Summary of Economic Activity
Economic activity in the Seventh District increased slightly overall in late August and September, and contacts expected growth to continue at a similar pace over the next 12 months. Employment, consumer spending, business spending, and construction and real estate all increased slightly. Manufacturing production declined a bit. Wages and prices rose slightly and financial conditions improved modestly. The crop harvest got off to a slow start, as rains delayed fieldwork.

Employment and Wages
Employment increased slightly over the reporting period and contacts expected a similar-sized increase over the next 12 months. Hiring continued to be focused on professional and technical, sales, and production workers. As they have for some time, contacts indicated that the labor market was tight and that it was difficult to fill positions at all skill levels. One auto supplier facing a decline in sales due to the GM strike planned to cut workers' hours rather than making layoffs because he felt that in the tight labor market, it would be too difficult to find new workers after the strike ended. A staffing firm reported little change in billable hours. Wages increased slightly overall. Contacts were most likely to report wage increases for professional and technical, administrative, and production workers. Many firms reported rising benefits costs.

Prices
Prices rose slightly in late August and September, though contacts expected prices to rise somewhat faster over the next 12 months. Retail prices moved up slightly, with reports of increases related to both realized and potentially higher tariffs. Producer prices edged up, with contacts reporting stable freight costs and slower increases in labor and materials costs.

Consumer Spending
Consumer spending increased slightly on balance over the reporting period. Nonauto retail sales moved up a bit, with reports of gains in the appliances, outdoor, and lawn and garden sectors, but declines in apparel. Contacts expected holiday spending to be similar to or slightly higher than last year. Contacts reported lower tourism volumes. New light vehicle sales increased at a moderate pace and dealers reported that margins on new vehicles continued to shrink. Used vehicle sales remained at a strong level, surprising some dealers. Contacts said that the strike at GM hadn't yet hurt new vehicle sales, but believed that it would if the strike continued into November. The strike had created parts shortages though, which resulted in extended wait times for some repairs. In addition, there were reports of dealers providing only basic services for GM vehicles such as oil changes and tire rotations.

Business Spending
Business spending increased slightly in late August and September. Retail inventories were a little high overall, with reports that sales of fall merchandise were below expectations. Contacts said that the strike at GM was slowly depleting inventories of GM vehicles, but that inventories at GM suppliers were expected to keep growing until the strike ends. Most manufacturers reported comfortable inventory levels, though there were reports of shortages of stainless steel. Capital spending moved up slightly, and contacts expected that pace to continue over the next 12 months. Outlays were primarily for replacing industrial and IT equipment and renovating structures. Contacts continued to note that elevated uncertainty about international trade policy was holding back investment and spurring efforts to diversify supply chains. Demand for transportation services declined modestly. Commercial and industrial energy demand was little changed, with increases in commercial consumption offset by declines in industrial consumption.
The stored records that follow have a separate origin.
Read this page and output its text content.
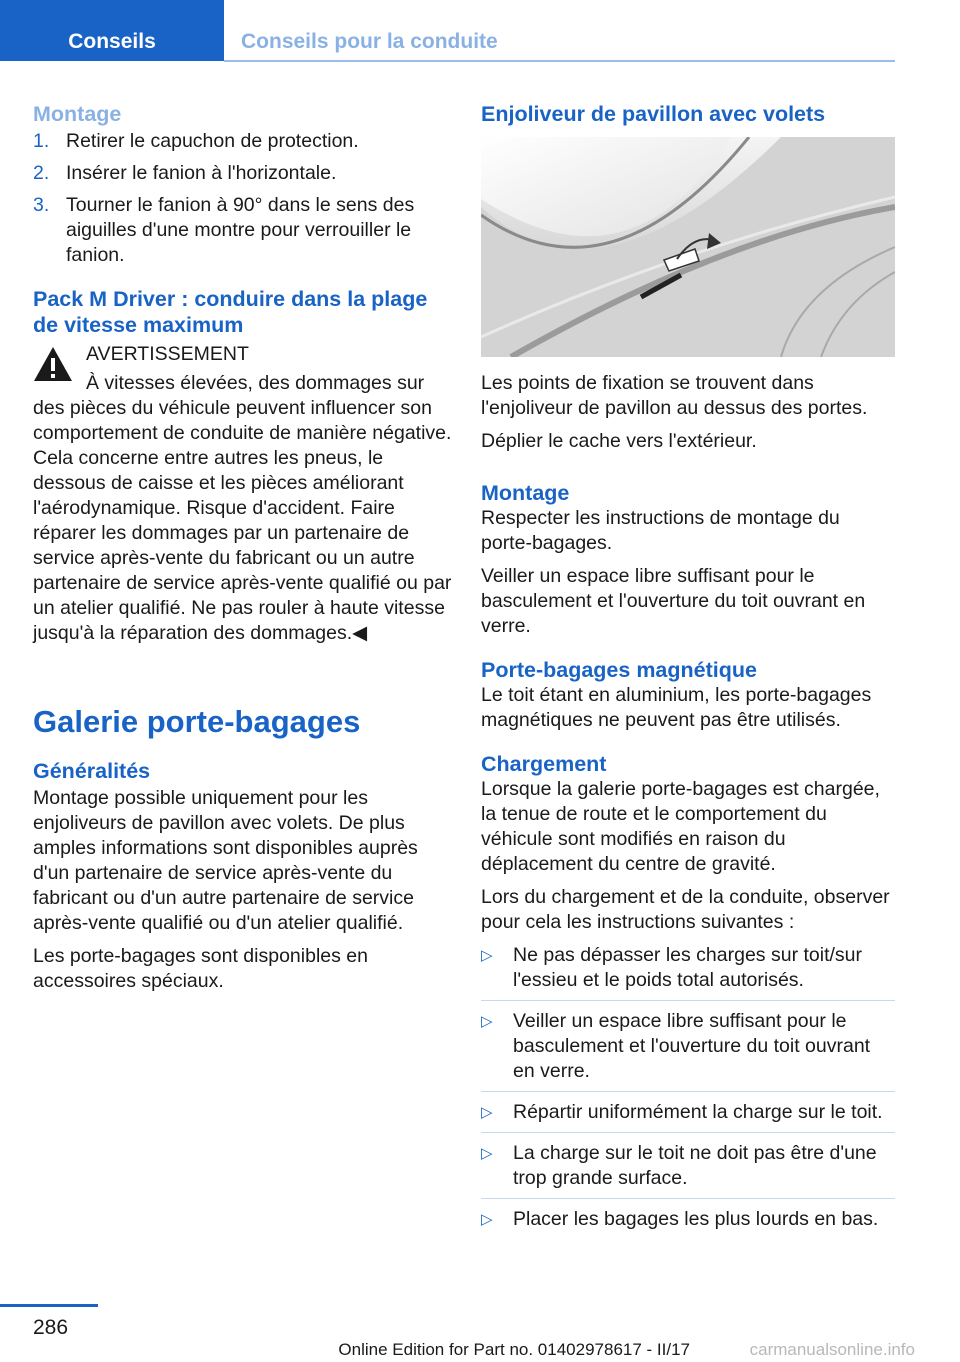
Conseils	Conseils pour la conduite
Montage
1. Retirer le capuchon de protection.
2. Insérer le fanion à l'horizontale.
3. Tourner le fanion à 90° dans le sens des aiguilles d'une montre pour verrouiller le fanion.
Pack M Driver : conduire dans la plage de vitesse maximum
AVERTISSEMENT

À vitesses élevées, des dommages sur des pièces du véhicule peuvent influencer son comportement de conduite de manière négative. Cela concerne entre autres les pneus, le dessous de caisse et les pièces améliorant l'aérodynamique. Risque d'accident. Faire réparer les dommages par un partenaire de service après-vente du fabricant ou un autre partenaire de service après-vente qualifié ou par un atelier qualifié. Ne pas rouler à haute vitesse jusqu'à la réparation des dommages.◀

Galerie porte-bagages
Généralités

Montage possible uniquement pour les enjoliveurs de pavillon avec volets. De plus amples informations sont disponibles auprès d'un partenaire de service après-vente du fabricant ou d'un autre partenaire de service après-vente qualifié ou d'un atelier qualifié.

Les porte-bagages sont disponibles en accessoires spéciaux.

Enjoliveur de pavillon avec volets

Les points de fixation se trouvent dans l'enjoliveur de pavillon au dessus des portes.

Déplier le cache vers l'extérieur.

Montage

Respecter les instructions de montage du porte-bagages.

Veiller un espace libre suffisant pour le basculement et l'ouverture du toit ouvrant en verre.

Porte-bagages magnétique

Le toit étant en aluminium, les porte-bagages magnétiques ne peuvent pas être utilisés.

Chargement

Lorsque la galerie porte-bagages est chargée, la tenue de route et le comportement du véhicule sont modifiés en raison du déplacement du centre de gravité.

Lors du chargement et de la conduite, observer pour cela les instructions suivantes :

▷ Ne pas dépasser les charges sur toit/sur l'essieu et le poids total autorisés.
▷ Veiller un espace libre suffisant pour le basculement et l'ouverture du toit ouvrant en verre.
▷ Répartir uniformément la charge sur le toit.
▷ La charge sur le toit ne doit pas être d'une trop grande surface.
▷ Placer les bagages les plus lourds en bas.
286
Online Edition for Part no. 01402978617 - II/17	carmanualsonline.info
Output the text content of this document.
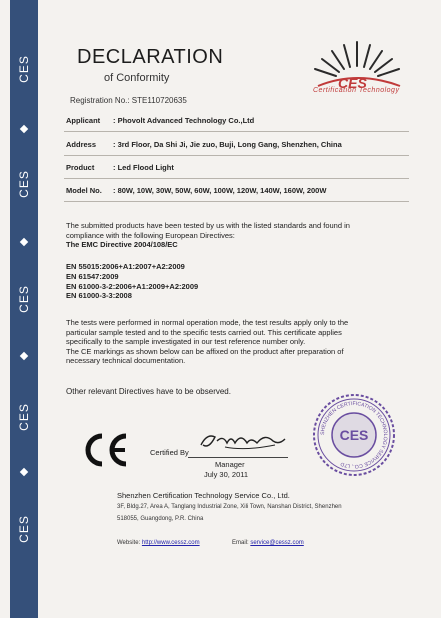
CES
CES
CES
CES
CES
DECLARATION
of Conformity
Registration No.: STE110720635
CES
Certification Technology
Applicant	: Phovolt Advanced Technology Co.,Ltd
Address	: 3rd Floor, Da Shi Ji, Jie zuo, Buji, Long Gang, Shenzhen, China
Product	: Led Flood Light
Model No.	: 80W, 10W, 30W, 50W, 60W, 100W, 120W, 140W, 160W, 200W
The submitted products have been tested by us with the listed standards and found in
compliance with the following European Directives:
The EMC Directive 2004/108/EC
EN 55015:2006+A1:2007+A2:2009
EN 61547:2009
EN 61000-3-2:2006+A1:2009+A2:2009
EN 61000-3-3:2008
The tests were performed in normal operation mode, the test results apply only to the
particular sample tested and to the specific tests carried out. This certificate applies
specifically to the sample investigated in our test reference number only.
The CE markings as shown below can be affixed on the product after preparation of
necessary technical documentation.
Other relevant Directives have to be observed.
Certified By
Manager
July 30, 2011
SHENZHEN CERTIFICATION TECHNOLOGY SERVICE CO., LTD
CES
Shenzhen Certification Technology Service Co., Ltd.
3F, Bldg.27, Area A, Tanglang Industrial Zone, Xili Town, Nanshan District, Shenzhen
518055, Guangdong, P.R. China
Website: http://www.cessz.com	Email: service@cessz.com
Construction and Real Estate
Construction and real estate activity increased slightly over the reporting period. Residential construction rose modestly, with increased starter home construction outweighing lower high-end homebuilding. Contacts indicated that rising costs continued to put a damper on building. Residential real estate activity was little changed on balance, with higher sales of low- and moderately-priced homes offset by fewer sales of high-priced homes. Overall, home values rose slightly. Nonresidential construction activity was little changed. Nonresidential builders also noted that rising costs were slowing activity. Commercial real estate activity increased slightly. Contacts reported that demand from investors for buildings with tenants already in place continued to be strong. Rents, vacancies, and the availability of sublease space were little changed.

Manufacturing
Manufacturing production decreased slightly in late August and September. Demand in the automotive industry decreased some, but remained at a solid level. Contacts noted that the halt in production at GM plants due to the strike was starting to affect auto suppliers' order books. Demand for steel decreased slightly. Heavy machinery manufacturers also reported a slight drop in orders, led by declines in demand from the oil and gas sector. Orders fell for specialty metals manufacturers as well, driven by decreased demand from the auto industry. Demand for heavy trucks increased, though contacts expected demand to slow through the rest of the year.

Banking and Finance
Overall, financial conditions improved modestly over the reporting period. Participants in the equity and bond markets reported a slight improvement in conditions. Business loan demand rose modestly, with growth spread across sectors. There were numerous reports of increased refinancing volumes for commercial real estate loans. Loan quality remained solid across most sectors. Contacts again said that lending standards were little changed, but noted that strong competition was creating pressure to loosen them. Consumer loan demand increased modestly, with reports of higher mortgage refinancing and home purchasing volumes. Loan quality and standards were little changed.

Agriculture
The corn and soybean harvest got off to a slow start in the District, as rains delayed fieldwork. In addition, the harvest started later than usual because heavy spring rains had delayed planting and crops were up to a month behind in maturity. Contacts had mounting concerns about how much of this year's crop would be able to fully mature before a hard frost hits. Overall, contacts expected the harvest to be well below those of recent years. Corn and soybean prices moved higher, especially toward the end of the reporting period. Egg and dairy prices were up, but hog and cattle prices drifted down. Contacts noted that although there was still uncertainty about the size of China's purchases of agricultural products, there was positive news for farmers in the newly announced trade deal with Japan and in recent adjustments to the implementation of the Renewable Fuels Standard that will support demand for biofuels.